Dans leurs dernières conclusions en date du 19 septembre 2016 auxquelles il est fait expressément référence pour plus ample exposé, Monsieur et Madame [U] [N] demandent à la cour de :
- ordonner un sursis à statuer dans l'attente de l'issue de la procédure en vente forcée engagée relativement aux biens en litige à l'encontre de la S.A.R.L. LE CAP D'AIL par M. et Mme [W] [N] devant le Tribunal de grande instance de NICE suivant assignation du 9 juin 2016,
A défaut,
- confirmer la décision entreprise.
- débouter la S.A.R.L. LE CAP D'AIL de l'ensemble de ses demandes,
- la condamner à verser à M. et Mme [U] [N] la somme de 2.500 euros sur le fondement des dispositions de l'article 700 du code de procédure civile,
- condamner la S.A.R.L. LE CAP D'AIL aux entiers dépens.
MOTIFS DE LA DÉCISION
- Sur le sursis à statuer
Aucune des parties ne conteste la qualité à agir de la société cap d'ail en tant que propriétaire des lieux, le transfert de propriété au profit des enfants [N] étant retardé entre acheteur et vendeur selon les termes de l'acte consenti à leur profit au jour de la signature de l'acte authentique 'qui devra être signé dans un délai de deux ans de ce jour'.
Dans ces conditions, il n'y a pas lieu de surseoir à statuer sur le sort de cet acte signé au profit des enfants [N], lequel aux termes de ses clauses ne confère aucun droit à leurs parents.
- Sur le prêt à usage
Les époux [N] tirent leur droit d'occupation de l'acte d'acquisition de la société Cap d'Ail du 14 avril 1997, lequel indique que ' l'acquéreur fera son affaire à l'entière décharge du vendeur de la présence dans les lieux de Monsieur et Madame [U] [N] dont ces lots constituent la résidence principale" .
Pour se maintenir dans les lieux en dépit de la mise en demeure qui leur a été faite de les libérer, les époux soutiennent qu'ils occupent les lieux en vertu d'un prêt à usage que leur aurait consenti la société le Cap d'Ail dans l'acte d'achat du fait de l'engagement pris par leur fils et belle fille d'acquérir les lieux suivant l'acte sous seing privé signé le même jour.
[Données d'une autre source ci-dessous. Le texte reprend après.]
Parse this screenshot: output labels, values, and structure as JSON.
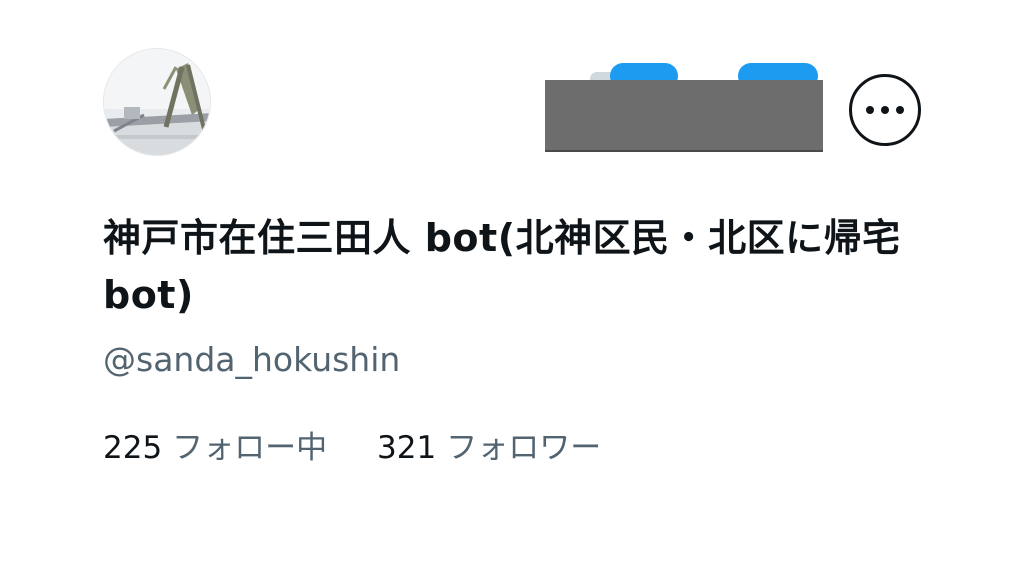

Cependant, la volonté de la SA CAP D'AIL de consentir un prêt à usage au bénéfice des époux [N] ne ressort d'aucun élément écrit des actes souscrits le 14 avril 1997, la simple durée de l'occupation n'étant pas à elle seule la preuve suffisante de la volonté des parties en l'absence d'éléments de proximité susceptibles de les dispenser du recours de l'écrit contraire ou différent des actes signés exigé par les articles 1341 et 1347 du code civil pour la mise à disposition d'un bien dont la valeur était estimé à 500 000 francs.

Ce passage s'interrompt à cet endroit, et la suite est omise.